No landlord ever wants to evict a tenant. But sometimes it's a step you have to take. The tenant may be behind with the rent. Or is causing issues with anti-social behaviour. Or you may simply need to retake possession of your property. Whatever the reason you must follow the legal process. To do otherwise can lead to legal problems and financial penalties.
Assuming an assured shorthold tenancy there are two ways to evict a tenant. You can serve either a Section 8 or Section 21 notice. However, these notices are very different.
At any time during the tenancy, you can serve a Section 8 notice. Though you must have a legal reason to evict the tenant. But with Section 21, the landlord doesn't need to give a reason for eviction. Serving a Section 21 notice is the most common way to evict a tenant in the UK.
However, that's a very brief summary. So, let's look at both in a little more detail.
To take possession of the property at the end of a fixed term you should use a Section 21. You could also use a Section 21 to enforce an agreed break clause in the tenancy agreement.
Whatever the circumstances you have to give your tenant at least two months’ notice. You can serve the notice at any time. But it won't come into effect before the scheduled end of the fixed term. Or at the agreed break in the tenancy agreement. If, for example, the notice is served in the third month of a six-month fixed term the notice can't be enforced until the end of the tenancy.
If you wait until the end of the tenancy to serve the Section 21 the tenant can remain in the property for another two months.
Before serving your eviction notice, you must make sure the details are correct. The address and tenant(s) details must exactly match those in the tenancy agreement. In the case of a joint tenancy serve notice on all named tenants.
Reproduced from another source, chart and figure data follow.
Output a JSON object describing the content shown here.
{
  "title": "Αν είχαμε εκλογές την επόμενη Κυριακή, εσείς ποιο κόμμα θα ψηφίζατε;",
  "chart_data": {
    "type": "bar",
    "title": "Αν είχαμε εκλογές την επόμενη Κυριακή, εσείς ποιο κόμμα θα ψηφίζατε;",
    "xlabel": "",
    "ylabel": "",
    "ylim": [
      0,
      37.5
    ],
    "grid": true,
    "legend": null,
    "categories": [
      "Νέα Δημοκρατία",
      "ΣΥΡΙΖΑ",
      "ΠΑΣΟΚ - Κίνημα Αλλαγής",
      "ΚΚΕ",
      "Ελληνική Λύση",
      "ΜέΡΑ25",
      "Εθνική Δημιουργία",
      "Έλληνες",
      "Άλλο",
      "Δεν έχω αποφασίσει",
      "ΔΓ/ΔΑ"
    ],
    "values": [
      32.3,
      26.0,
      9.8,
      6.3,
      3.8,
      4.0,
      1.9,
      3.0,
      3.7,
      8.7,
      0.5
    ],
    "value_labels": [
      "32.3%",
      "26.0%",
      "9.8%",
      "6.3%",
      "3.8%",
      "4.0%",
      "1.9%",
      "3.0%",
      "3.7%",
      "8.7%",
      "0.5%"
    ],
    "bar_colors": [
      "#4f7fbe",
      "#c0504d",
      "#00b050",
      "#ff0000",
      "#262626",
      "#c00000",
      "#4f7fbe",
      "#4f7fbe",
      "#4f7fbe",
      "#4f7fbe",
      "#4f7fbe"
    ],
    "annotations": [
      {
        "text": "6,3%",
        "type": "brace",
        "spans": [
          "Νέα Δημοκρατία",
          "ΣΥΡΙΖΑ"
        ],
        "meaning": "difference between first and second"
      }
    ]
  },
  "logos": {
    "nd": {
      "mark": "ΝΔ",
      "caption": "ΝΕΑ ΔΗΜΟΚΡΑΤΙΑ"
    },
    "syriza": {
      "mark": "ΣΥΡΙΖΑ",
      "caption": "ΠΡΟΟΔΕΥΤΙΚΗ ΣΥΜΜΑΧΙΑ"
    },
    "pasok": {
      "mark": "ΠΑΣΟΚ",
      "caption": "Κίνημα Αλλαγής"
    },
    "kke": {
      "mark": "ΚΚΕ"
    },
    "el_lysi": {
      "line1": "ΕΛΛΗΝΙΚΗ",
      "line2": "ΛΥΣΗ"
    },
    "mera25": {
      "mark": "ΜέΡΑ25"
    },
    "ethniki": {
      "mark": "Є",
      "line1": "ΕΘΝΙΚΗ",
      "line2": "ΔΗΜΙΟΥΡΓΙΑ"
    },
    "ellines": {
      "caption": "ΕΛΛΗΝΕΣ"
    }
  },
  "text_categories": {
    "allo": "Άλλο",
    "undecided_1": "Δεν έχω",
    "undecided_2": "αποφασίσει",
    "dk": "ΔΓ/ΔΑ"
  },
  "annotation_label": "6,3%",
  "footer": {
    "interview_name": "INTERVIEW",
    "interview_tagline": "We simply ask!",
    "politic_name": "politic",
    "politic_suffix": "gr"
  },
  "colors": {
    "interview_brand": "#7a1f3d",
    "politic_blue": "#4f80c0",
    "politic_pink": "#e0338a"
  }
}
Do make sure you keep copies of the notice and any covering letter.
In certain cases, you'll be unable to serve a valid notice. If you haven't protected your tenant's deposit for example. If this is the case, you’ll be unable to evict your tenant with a Section 21 notice. You may also have to pay your tenant compensation.
Assuming the notice is valid the tenant must vacate the property on the specified date. This happens in the overwhelming majority of cases. However, if the tenant refuses to leave you can use the accelerated procedure to reclaim your property. This usually takes around two months but doesn't require a court case.
If you have legal grounds to regain possession of the property serves a Section 8 notice. In other words when the tenancy agreement has been broken. This could be because of unpaid rent or damage. Or maybe the tenant has been sub-letting. Whatever the issue, if you have provable grounds for eviction, Section 8 is the way to go.
There are a couple of things you should note before serving a Section 8 for unpaid rent. First of all, the tenant must be at least two months in arrears. Secondly, you must also have given the tenant a chance to make up the payments and give them written notice of their arrears.
When you serve the notice, you must name every person on the tenancy agreement. This includes joint-tenants who may have already left. Serving the notice is straightforward. You can either give the paperwork to the tenant directly, sent by first-class post or put through the letterbox of the property. However, when serving a Section 8 notice you do have to be very sure of your ground. If the tenant disputes your claims you will have to prove your case in court.
15 days after serving the notice you can begin court proceedings. Hopefully, the tenant will have already left the property. If they haven't or have left without paying what they owe you should be prepared to make your case in court.
We mentioned at the start of the article a Section 21 notice is the most common way to evict a tenant. And many landlords will use a Section 21 even when they could serve a Section 8. The reason is, of course, you don't have to prove anything when you serve a Section 21. This is why many landlords will choose to serve this type of notice even when they have a problem tenant.
However, this is of course only an option if the end of a tenancy or a break clause is looming. If it's the middle of the tenancy with no break clause you may have to go down the route of Section 8. But you can also choose to serve both notices and go to court with whichever provides the best opportunity of reclaiming your property.